Im letzten Jahr habe ich mit meinem guten Freund und Kollegen Fabian von Freier ein Hörstück mit dem Titel “Sammelsurium. Man kann nicht nicht zitieren” für den Deutschlandfunk (DLF) gemacht. Wir haben ein Gespräch über Gott und die Welt, den Kapitalismus, die Moral und das Essen und Fressen zwischen unterschiedlichen Personen fast vollständig mit Zitaten realisiert: Zitate aus wissenschaftlichen und belletristischen Werken, Zeitungen, Rundunk und dem Internet. Die Rechtsabteilung des DLF wusste damit zunächst nichts anzufangen. Das war Neuland. Vom Zitatrecht wurde das definitiv nicht abgedeckt, da das neue Werk nicht nur zitierte, sondern nahezu vollständig aus Zitaten bestand. Also begannen wir, jeden der Zitierten anzuschreiben und nachzufragen, ob wir das so verwenden dürfen. Ich habe dabei einiges über die Konsolidierung im Verlagsgewerbe erfahren. Wir wurden beispielsweise von einem Verlag an den nächsten verwiesen, nur um nachher festzustellen, dass der letzte in der Kette doch wieder zu Random House gehört. Am Ende wurde uns klar: Ein solches Feature – also ein solcher Remix – ist nicht möglich, wenn man jeden der Zitatgeber fragen muss. Der organisatorische Aufwand ist viel zu groß, auch wenn wir in vielen Fällen eine kostenfreie Verwendung erreichten. Lange Rede, kurzer Sinn: Am Ende fand die Rechtsabteilung im DLF heraus, dass wir das ganze über die VG Wort abrechnen können. In unserem Fall reichten also die bestehenden Konstruktionen rund um das Urheberrecht aus. Allerdings mussten wir das erst herausfinden. Und im Musikbereich sieht das ganz anders aus.

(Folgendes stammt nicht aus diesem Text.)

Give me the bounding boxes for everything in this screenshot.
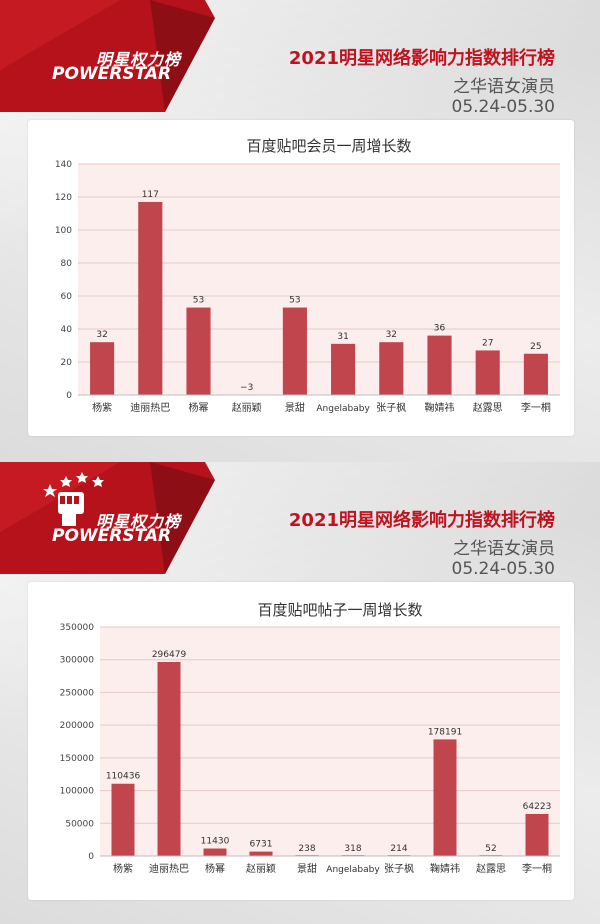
category-label: 杨紫 (113, 862, 133, 875)
bar (186, 307, 211, 395)
value-label: 296479 (152, 650, 187, 660)
value-label: 11430 (201, 837, 230, 847)
value-label: 214 (390, 844, 407, 854)
logo-english-text: POWERSTAR (52, 64, 172, 84)
ranking-panel-posts: 明星权力榜 POWERSTAR 2021明星网络影响力指数排行榜 之华语女演员 … (0, 462, 600, 924)
header-title: 2021明星网络影响力指数排行榜 (288, 510, 555, 531)
value-label: 31 (337, 332, 348, 342)
bar (249, 851, 273, 856)
header-date-range: 05.24-05.30 (451, 97, 555, 117)
category-label: Angelababy (326, 865, 380, 875)
category-label: 杨幂 (189, 401, 209, 414)
bar-chart-posts: 百度贴吧帖子一周增长数 0 50000 100000 150000 200000 25000… (60, 601, 560, 875)
fist-icon (58, 492, 84, 526)
value-label: −3 (240, 383, 253, 393)
bar (111, 783, 135, 856)
category-label: 杨紫 (92, 401, 112, 414)
category-label: 鞠婧祎 (425, 401, 455, 414)
bar (203, 848, 227, 856)
header-title: 2021明星网络影响力指数排行榜 (288, 48, 555, 69)
y-tick-label: 0 (66, 391, 72, 401)
panel-header: 2021明星网络影响力指数排行榜 之华语女演员 05.24-05.30 (289, 44, 555, 117)
y-tick-label: 200000 (60, 721, 95, 731)
category-label: 李一桐 (522, 862, 552, 875)
y-tick-label: 100 (55, 226, 72, 236)
category-label: 迪丽热巴 (130, 401, 170, 414)
value-label: 117 (142, 190, 159, 200)
bar (525, 813, 549, 856)
bar (433, 739, 457, 856)
category-label: 迪丽热巴 (149, 862, 189, 875)
header-subtitle: 之华语女演员 (453, 77, 555, 97)
value-label: 110436 (106, 772, 141, 782)
logo-english-text: POWERSTAR (52, 526, 172, 546)
y-tick-label: 100000 (60, 787, 95, 797)
y-tick-label: 300000 (60, 656, 95, 666)
y-tick-label: 20 (61, 358, 73, 368)
category-label: 赵露思 (473, 401, 503, 414)
y-tick-label: 150000 (60, 754, 95, 764)
category-label: 鞠婧祎 (430, 862, 460, 875)
ranking-panel-members: 明星权力榜 POWERSTAR 2021明星网络影响力指数排行榜 之华语女演员 … (0, 0, 600, 462)
category-label: 杨幂 (205, 862, 225, 875)
category-label: 景甜 (285, 401, 305, 414)
y-tick-label: 120 (55, 193, 72, 203)
header-date-range: 05.24-05.30 (451, 559, 555, 579)
chart-card-posts: 百度贴吧帖子一周增长数 0 50000 100000 150000 200000 25000… (28, 582, 574, 900)
value-label: 64223 (523, 802, 552, 812)
y-tick-label: 60 (61, 292, 73, 302)
category-label: 李一桐 (521, 401, 551, 414)
bar-chart-members: 百度贴吧会员一周增长数 0 20 40 60 80 100 120 140 32 杨紫 117 迪丽热巴… (55, 137, 560, 414)
value-label: 25 (530, 342, 541, 352)
star-icons (43, 472, 104, 497)
logo-chinese-text: 明星权力榜 (96, 512, 182, 531)
value-label: 32 (386, 330, 397, 340)
header-subtitle: 之华语女演员 (453, 539, 555, 559)
y-tick-label: 350000 (60, 623, 95, 633)
y-tick-label: 50000 (65, 819, 94, 829)
bar (475, 350, 500, 395)
value-label: 6731 (250, 840, 273, 850)
value-label: 238 (298, 844, 315, 854)
y-tick-label: 0 (88, 852, 94, 862)
bar (427, 335, 452, 395)
y-tick-label: 140 (55, 160, 72, 170)
chart-card-members: 百度贴吧会员一周增长数 0 20 40 60 80 100 120 140 32 杨紫 117 迪丽热巴… (28, 120, 574, 436)
value-label: 53 (289, 296, 300, 306)
category-label: 张子枫 (384, 862, 414, 875)
bar (331, 343, 356, 395)
bar (282, 307, 307, 395)
y-tick-label: 250000 (60, 688, 95, 698)
value-label: 53 (193, 296, 204, 306)
value-label: 52 (485, 844, 496, 854)
bar (523, 353, 548, 395)
chart-title: 百度贴吧帖子一周增长数 (257, 601, 422, 619)
bar (138, 201, 163, 395)
bar (157, 662, 181, 856)
value-label: 178191 (428, 727, 462, 737)
panel-header: 2021明星网络影响力指数排行榜 之华语女演员 05.24-05.30 (289, 506, 555, 579)
bar (379, 342, 404, 395)
y-tick-label: 80 (61, 259, 73, 269)
logo-chinese-text: 明星权力榜 (96, 50, 182, 69)
value-label: 36 (434, 324, 446, 334)
value-label: 32 (96, 330, 107, 340)
category-label: 赵丽颖 (232, 401, 262, 414)
bar (90, 342, 115, 395)
category-label: 赵丽颖 (246, 862, 276, 875)
powerstar-logo-banner (0, 0, 215, 112)
value-label: 318 (344, 844, 361, 854)
category-label: 张子枫 (376, 401, 406, 414)
category-label: 赵露思 (476, 862, 506, 875)
category-label: 景甜 (297, 862, 317, 875)
powerstar-logo-banner (0, 462, 215, 574)
chart-title: 百度贴吧会员一周增长数 (246, 137, 411, 155)
value-label: 27 (482, 338, 493, 348)
category-label: Angelababy (316, 404, 370, 414)
y-tick-label: 40 (61, 325, 73, 335)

Sonntag, 16.11.2014, 20 Uhr im Deutschlandfunk (und danach 7 Tage im Podcast): „‚Pop will eat itself‘- Vom Musikmachen mit Musik. Remix, Plagiat und Copyright“. Ein Feature von Martin Butz.

Simon Reynolds: RetromaniaDie Formulierung „Pop will eat itself“ findet sich übrigens in ähnlicher Form in der kritischen These des Musikjournalisten Simon Reynolds, die er in seinem Buch „Retromania“ vor ein paar Jahren entwickelt hat: Pop beutet seine eigene Vergangenheit systematisch aus, um immer wieder neue Retromoden anzuzetteln. Eine sehr kenntnisreiche Darstellung der Popmusik mit marxistischem Einschlag, die die Idee von der geplanten Obsoleszenz auch in der Musikproduktion einführt. „Retromania“ ist 2012 in der deutschen Übersetzung beim Ventil Verlag erschienen.